Rodrigo Paiva/ Folha Imagem - Divulgação
A obra de Carola Saavedra oferece diversas possibilidades de leitura, trazendo os personagens que vivem situações limite
A obra de Carola Saavedra oferece diversas possibilidades de leitura, trazendo os personagens que vivem situações limite

Qual foi a sua reação ao saber que "Flores Azuis" estava entre as finalistas do Jabuti?
Carola - Fiquei muito contente. Quem publica, normalmente o faz porque espera algum tipo de reconhecimento, e estar entre os finalistas de um prêmio com o prestígio do Jabuti é um desses claros sinais de que o seu trabalho está sendo bem recebido.

Quais você acredita serem os méritos que levaram o seu livro a figurar como finalista do prêmio?
Carola - É muito difícil para o autor fazer esse tipo de análise, já que gostar ou não de um livro é algo muito subjetivo. Acredito que o "Flores Azuis" de alguma forma correspondeu ao que os críticos consideram literatura de qualidade, com algo novo a dizer.

Quais as características que você mais gosta nesta obra especificamente?
Carola - Gosto que ela tem várias possibilidades de leitura, desde a mais superficial, uma história de amor, até a mais complexa, um pequeno ensaio sobre as relações entre escrita e leitura.

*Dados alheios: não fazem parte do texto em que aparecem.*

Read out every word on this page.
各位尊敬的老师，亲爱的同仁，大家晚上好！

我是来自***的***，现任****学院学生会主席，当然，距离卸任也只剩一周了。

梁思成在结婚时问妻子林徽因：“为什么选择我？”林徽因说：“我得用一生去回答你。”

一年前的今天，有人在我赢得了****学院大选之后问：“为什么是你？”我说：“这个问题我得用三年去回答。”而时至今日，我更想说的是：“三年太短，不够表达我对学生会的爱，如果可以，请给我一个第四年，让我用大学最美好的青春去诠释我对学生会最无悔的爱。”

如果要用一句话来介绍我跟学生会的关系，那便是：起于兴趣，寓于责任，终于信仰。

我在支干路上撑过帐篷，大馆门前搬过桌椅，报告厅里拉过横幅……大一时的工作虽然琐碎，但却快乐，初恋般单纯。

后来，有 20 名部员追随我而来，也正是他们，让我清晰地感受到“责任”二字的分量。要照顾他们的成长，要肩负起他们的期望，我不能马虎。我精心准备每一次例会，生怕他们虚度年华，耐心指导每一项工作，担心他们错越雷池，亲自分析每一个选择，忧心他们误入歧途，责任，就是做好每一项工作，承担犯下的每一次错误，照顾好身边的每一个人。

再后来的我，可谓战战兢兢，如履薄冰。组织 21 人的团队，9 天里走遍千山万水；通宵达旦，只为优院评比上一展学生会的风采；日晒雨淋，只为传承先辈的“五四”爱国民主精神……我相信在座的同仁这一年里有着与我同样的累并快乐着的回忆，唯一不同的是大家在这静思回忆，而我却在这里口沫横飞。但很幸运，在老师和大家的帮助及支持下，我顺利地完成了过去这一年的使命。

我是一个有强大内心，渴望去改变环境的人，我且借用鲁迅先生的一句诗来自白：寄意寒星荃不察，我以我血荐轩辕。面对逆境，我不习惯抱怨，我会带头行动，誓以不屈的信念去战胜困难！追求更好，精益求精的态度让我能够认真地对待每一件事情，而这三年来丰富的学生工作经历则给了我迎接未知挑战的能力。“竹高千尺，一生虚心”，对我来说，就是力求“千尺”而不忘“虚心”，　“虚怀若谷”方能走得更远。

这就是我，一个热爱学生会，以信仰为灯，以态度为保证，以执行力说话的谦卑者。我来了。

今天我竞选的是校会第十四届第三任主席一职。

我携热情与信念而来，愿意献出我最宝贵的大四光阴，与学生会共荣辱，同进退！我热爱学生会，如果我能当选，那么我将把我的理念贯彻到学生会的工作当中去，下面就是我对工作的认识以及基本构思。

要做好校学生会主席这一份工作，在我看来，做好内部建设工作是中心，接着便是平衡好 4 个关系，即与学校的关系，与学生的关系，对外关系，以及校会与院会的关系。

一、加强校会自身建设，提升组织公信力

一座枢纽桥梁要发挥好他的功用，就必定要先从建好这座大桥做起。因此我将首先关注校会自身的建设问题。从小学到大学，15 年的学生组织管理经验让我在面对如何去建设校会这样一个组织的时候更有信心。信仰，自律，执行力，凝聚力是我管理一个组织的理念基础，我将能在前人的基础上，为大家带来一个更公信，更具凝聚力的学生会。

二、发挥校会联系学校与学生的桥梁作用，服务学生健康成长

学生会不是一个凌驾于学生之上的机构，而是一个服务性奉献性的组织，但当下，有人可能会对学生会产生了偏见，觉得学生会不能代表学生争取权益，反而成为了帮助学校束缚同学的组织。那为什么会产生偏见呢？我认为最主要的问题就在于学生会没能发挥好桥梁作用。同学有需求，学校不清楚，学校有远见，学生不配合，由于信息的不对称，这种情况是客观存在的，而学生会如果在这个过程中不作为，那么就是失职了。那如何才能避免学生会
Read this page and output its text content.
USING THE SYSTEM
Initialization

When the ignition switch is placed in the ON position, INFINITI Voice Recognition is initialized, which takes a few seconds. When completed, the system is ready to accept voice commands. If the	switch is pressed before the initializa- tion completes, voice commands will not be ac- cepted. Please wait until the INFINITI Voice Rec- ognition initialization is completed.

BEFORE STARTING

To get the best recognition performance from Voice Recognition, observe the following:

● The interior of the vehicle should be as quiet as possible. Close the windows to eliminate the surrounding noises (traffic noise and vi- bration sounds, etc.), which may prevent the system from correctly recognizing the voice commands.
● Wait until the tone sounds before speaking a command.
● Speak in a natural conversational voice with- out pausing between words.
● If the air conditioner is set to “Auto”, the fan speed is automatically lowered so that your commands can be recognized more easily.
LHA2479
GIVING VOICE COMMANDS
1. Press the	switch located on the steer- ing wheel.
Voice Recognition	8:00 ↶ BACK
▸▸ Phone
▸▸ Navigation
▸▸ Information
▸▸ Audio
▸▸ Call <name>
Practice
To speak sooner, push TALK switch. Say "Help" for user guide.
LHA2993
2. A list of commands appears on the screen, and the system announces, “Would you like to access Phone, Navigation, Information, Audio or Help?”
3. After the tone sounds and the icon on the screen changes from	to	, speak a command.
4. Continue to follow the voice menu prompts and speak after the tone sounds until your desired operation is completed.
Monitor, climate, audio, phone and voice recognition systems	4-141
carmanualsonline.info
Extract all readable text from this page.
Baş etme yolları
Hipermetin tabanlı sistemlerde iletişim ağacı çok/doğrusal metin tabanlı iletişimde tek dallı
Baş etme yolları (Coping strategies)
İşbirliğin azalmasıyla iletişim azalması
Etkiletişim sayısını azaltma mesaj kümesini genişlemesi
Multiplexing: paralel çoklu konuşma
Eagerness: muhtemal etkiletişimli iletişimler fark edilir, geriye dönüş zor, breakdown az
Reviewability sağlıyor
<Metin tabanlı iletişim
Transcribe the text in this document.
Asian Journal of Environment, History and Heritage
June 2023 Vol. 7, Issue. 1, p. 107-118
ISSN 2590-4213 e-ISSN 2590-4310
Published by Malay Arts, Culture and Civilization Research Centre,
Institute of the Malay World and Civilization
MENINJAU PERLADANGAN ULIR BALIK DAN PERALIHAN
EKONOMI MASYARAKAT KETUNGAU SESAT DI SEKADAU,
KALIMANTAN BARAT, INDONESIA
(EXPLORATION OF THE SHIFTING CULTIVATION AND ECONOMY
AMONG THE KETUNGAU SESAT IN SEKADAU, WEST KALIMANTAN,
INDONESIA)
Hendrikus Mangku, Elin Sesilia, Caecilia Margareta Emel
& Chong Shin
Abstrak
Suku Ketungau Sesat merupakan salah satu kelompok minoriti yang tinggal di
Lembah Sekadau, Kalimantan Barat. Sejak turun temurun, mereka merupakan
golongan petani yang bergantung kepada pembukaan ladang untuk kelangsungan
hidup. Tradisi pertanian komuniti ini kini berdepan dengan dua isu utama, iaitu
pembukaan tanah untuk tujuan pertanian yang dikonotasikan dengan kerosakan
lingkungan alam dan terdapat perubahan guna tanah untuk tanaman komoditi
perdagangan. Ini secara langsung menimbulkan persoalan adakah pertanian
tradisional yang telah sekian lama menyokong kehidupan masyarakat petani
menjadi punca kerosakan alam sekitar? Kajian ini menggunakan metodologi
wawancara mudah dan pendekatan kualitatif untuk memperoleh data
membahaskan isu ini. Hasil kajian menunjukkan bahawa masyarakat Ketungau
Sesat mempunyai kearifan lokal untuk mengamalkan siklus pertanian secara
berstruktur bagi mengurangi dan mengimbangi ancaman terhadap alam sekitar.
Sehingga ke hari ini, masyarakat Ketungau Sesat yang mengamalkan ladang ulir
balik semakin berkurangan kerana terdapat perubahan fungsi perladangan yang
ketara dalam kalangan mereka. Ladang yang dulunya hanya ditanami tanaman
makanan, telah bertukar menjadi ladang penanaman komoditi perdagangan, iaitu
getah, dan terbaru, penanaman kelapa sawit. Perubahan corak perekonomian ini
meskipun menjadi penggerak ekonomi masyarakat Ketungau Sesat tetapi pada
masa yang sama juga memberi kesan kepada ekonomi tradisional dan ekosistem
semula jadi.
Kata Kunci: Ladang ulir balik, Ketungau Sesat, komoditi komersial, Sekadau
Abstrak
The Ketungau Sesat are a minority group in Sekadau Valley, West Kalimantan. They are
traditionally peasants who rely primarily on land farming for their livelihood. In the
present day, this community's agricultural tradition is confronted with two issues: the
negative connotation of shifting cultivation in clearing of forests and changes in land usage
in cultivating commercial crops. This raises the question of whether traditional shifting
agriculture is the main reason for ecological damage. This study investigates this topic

Fale um pouco do processo criativo deste livro. Como surgiu a ideia para este romance?
Carola - A ideia surgiu do que para mim é interessante na literatura, ou seja, a possibilidade de criar um enredo que agrade ao leitor mas que ao mesmo tempo não subestime a sua inteligência. E surgiu também da minha necessidade de criar uma história na qual a protagonista vivesse uma situação limite. No meu livro anterior, o "Toda Terça", os personagens eram bastante covardes na sua forma de se relacionar com o mundo, e eu queria trabalhar com o outro extremo, com personagens corajosos, de uma coragem quase suicida.

Ouça o primeiro capítulo de "Flores Azuis" lido pela autora Carola Saavedra aqui.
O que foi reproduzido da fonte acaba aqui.